Déjà, la pression était forte pour qu’elle rentre dans le rang. 


Il faut dire qu’il est rarissime qu’une députée se lève pour dénoncer une décision de son propre parti, comme Mme Simard l’a fait mercredi. Sa démission a eu l’effet d’un coup de tonnerre dans la politique ontarienne.  Même Doug Ford paraissait sous le choc. « C’est le choix d’Amanda », a-t-il déclaré.


« Nous nous souvenons très bien de [l’Hôpital] Montfort [le seul hôpital universitaire francophone en Ontario dont la survie a été gagnée de chaude lutte par les Franco-ontariens dans les années 1990]. 20 ans passés, nous luttions pour cette institution essentielle. J’avais huit ans et j’étais au rally, avec mon t-shirt SOS Montfort. 20 ans plus tard, nous nous battons encore pour conserver nos acquis », a-t-elle rappelé, la voix brisée par l’émotion. 


« Le gouvernement tente de nous enlever ces institutions et entités importantes. Ceci est une grave erreur. »


Une jeune députée


Les conservateurs ont tenté de calmer le jeu la semaine dernière, mais leur proposition, jugée insuffisante par les francophones et Mme Simard, n’a fait que raviver leur colère. 


Amanda Simard était la femme députée la plus jeune du Parti progressiste-conservateur. Elle a été la première conservatrice à être élue en près de 40 ans dans Glengarry-Prescott-Russell, l’une des deux circonscriptions à majorité francophone en Ontario.
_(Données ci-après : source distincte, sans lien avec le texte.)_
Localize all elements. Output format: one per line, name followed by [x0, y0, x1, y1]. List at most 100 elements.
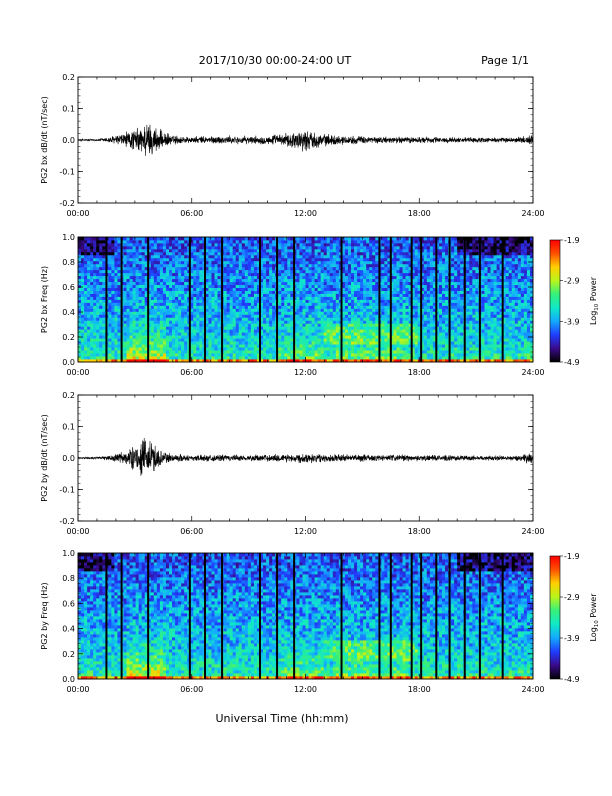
spectrogram-cell [327, 267, 330, 270]
spectrogram-cell [81, 305, 84, 308]
spectrogram-cell [117, 356, 120, 359]
spectrogram-cell [178, 320, 181, 323]
spectrogram-cell [309, 279, 312, 282]
spectrogram-cell [184, 264, 187, 267]
spectrogram-cell [299, 270, 302, 273]
spectrogram-cell [199, 344, 202, 347]
spectrogram-cell [87, 267, 90, 270]
spectrogram-cell [381, 320, 384, 323]
spectrogram-cell [239, 294, 242, 297]
spectrogram-cell [263, 317, 266, 320]
spectrogram-cell [151, 252, 154, 255]
spectrogram-cell [354, 276, 357, 279]
spectrogram-cell [381, 305, 384, 308]
spectrogram-cell [366, 302, 369, 305]
spectrogram-cell [233, 335, 236, 338]
spectrogram-cell [345, 314, 348, 317]
spectrogram-cell [142, 282, 145, 285]
spectrogram-cell [330, 294, 333, 297]
spectrogram-cell [99, 326, 102, 329]
spectrogram-cell [312, 320, 315, 323]
spectrogram-cell [117, 329, 120, 332]
spectrogram-cell [348, 282, 351, 285]
spectrogram-cell [424, 314, 427, 317]
spectrogram-cell [111, 341, 114, 344]
spectrogram-cell [363, 302, 366, 305]
spectrogram-cell [372, 320, 375, 323]
spectrogram-cell [415, 344, 418, 347]
spectrogram-cell [384, 267, 387, 270]
spectrogram-cell [360, 347, 363, 350]
spectrogram-cell [218, 255, 221, 258]
spectrogram-cell [211, 335, 214, 338]
spectrogram-cell [169, 291, 172, 294]
spectrogram-cell [424, 326, 427, 329]
spectrogram-cell [90, 276, 93, 279]
spectrogram-cell [251, 297, 254, 300]
spectrogram-cell [117, 332, 120, 335]
spectrogram-cell [196, 350, 199, 353]
spectrogram-cell [266, 264, 269, 267]
spectrogram-cell [327, 300, 330, 303]
spectrogram-cell [117, 252, 120, 255]
spectrogram-cell [333, 288, 336, 291]
spectrogram-cell [166, 320, 169, 323]
spectrogram-cell [78, 288, 81, 291]
spectrogram-cell [375, 258, 378, 261]
spectrogram-cell [84, 347, 87, 350]
spectrogram-cell [278, 356, 281, 359]
spectrogram-cell [242, 320, 245, 323]
spectrogram-cell [327, 261, 330, 264]
spectrogram-cell [99, 353, 102, 356]
spectrogram-cell [84, 243, 87, 246]
spectrogram-cell [427, 261, 430, 264]
spectrogram-cell [84, 282, 87, 285]
spectrogram-cell [296, 261, 299, 264]
spectrogram-cell [193, 305, 196, 308]
spectrogram-cell [230, 356, 233, 359]
spectrogram-cell [345, 305, 348, 308]
spectrogram-cell [254, 249, 257, 252]
spectrogram-cell [309, 305, 312, 308]
spectrogram-cell [114, 341, 117, 344]
spectrogram-cell [400, 249, 403, 252]
spectrogram-cell [263, 279, 266, 282]
spectrogram-cell [254, 246, 257, 249]
spectrogram-cell [397, 300, 400, 303]
spectrogram-cell [114, 282, 117, 285]
spectrogram-cell [351, 356, 354, 359]
spectrogram-cell [278, 317, 281, 320]
spectrogram-cell [114, 243, 117, 246]
spectrogram-cell [224, 344, 227, 347]
spectrogram-cell [403, 320, 406, 323]
spectrogram-cell [124, 356, 127, 359]
spectrogram-cell [336, 237, 339, 240]
spectrogram-cell [372, 252, 375, 255]
spectrogram-cell [287, 273, 290, 276]
spectrogram-cell [172, 261, 175, 264]
spectrogram-cell [154, 335, 157, 338]
spectrogram-cell [366, 243, 369, 246]
spectrogram-cell [239, 258, 242, 261]
spectrogram-cell [381, 326, 384, 329]
spectrogram-cell [127, 356, 130, 359]
spectrogram-cell [236, 258, 239, 261]
spectrogram-cell [269, 308, 272, 311]
spectrogram-cell [175, 252, 178, 255]
spectrogram-cell [287, 320, 290, 323]
spectrogram-cell [211, 246, 214, 249]
spectrogram-cell [124, 326, 127, 329]
spectrogram-cell [114, 240, 117, 243]
spectrogram-cell [93, 273, 96, 276]
spectrogram-cell [211, 240, 214, 243]
spectrogram-cell [117, 323, 120, 326]
spectrogram-cell [296, 326, 299, 329]
spectrogram-cell [230, 329, 233, 332]
spectrogram-cell [93, 320, 96, 323]
spectrogram-cell [427, 300, 430, 303]
spectrogram-cell [239, 273, 242, 276]
spectrogram-cell [263, 300, 266, 303]
spectrogram-cell [263, 323, 266, 326]
spectrogram-cell [333, 249, 336, 252]
spectrogram-cell [266, 273, 269, 276]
Elle n’était pas à l’Assemblée législative jeudi, ayant immédiatement pris le chemin de sa circonscription. Elle a toutefois promis qu’elle serait des manifestations de samedi, qui auront lieu partout en Ontario pour dénoncer les compressions. 


« Vous pouvez dire à vos lecteurs de ne pas venir manifester devant mon bureau. Je serai avec eux, avec les Franco-Ontariens, à la manifestation d’Ottawa », a-t-elle confié plus tôt cette semaine.


Les appuis envers la députée sont venus de toute part, plusieurs notant son courage. « On est des millions de francophones à ses côtés », a commenté la ministre fédérale Mélanie Joly. À Québec, plusieurs élus ont aussi souligné le courage de la jeune femme. « C’est un geste honorable et très courageux », a dit la péquiste Véronique Hivon.

Deux semaines de crise

15 novembre
Les conservateurs ontariens présentent leur mise à jour économique. Ils mettent la hache dans le Commissariat aux services en français et dans l’Université de l’Ontario français. Dénonciation unanime à Ottawa, Québec, Toronto et ailleurs.
 
22 novembre
La conservatrice Amanda Simard sort de son mutisme et se dissocie de la décision de son gouvernement. « Vous avez une alliée en moi et je ne vais jamais vous laisser tomber », écrit la députée. 
 
23 novembre
Doug Ford lâche du lest... mais pas trop. Un ombudsman adjoint pourrait traiter les plaintes des francophones. L’université demeure lettre morte. Il nomme toutefois une ministre des Affaires francophones.
 
28 novembre
Ford tente en vain de museler sa députée et les libéraux qui tentent de dénoncer les compressions en Chambre.
 
29 novembre
Amanda Simard claque la porte. Malgré les appels de l’opposition, de Justin Trudeau, François Legault et du chef conservateur fédéral Andrew Scheer, Ford reste campé sur ses positions.  
 
1er décembre
Près de 40 manifestations sont prévues en Ontario et ailleurs au pays­­­.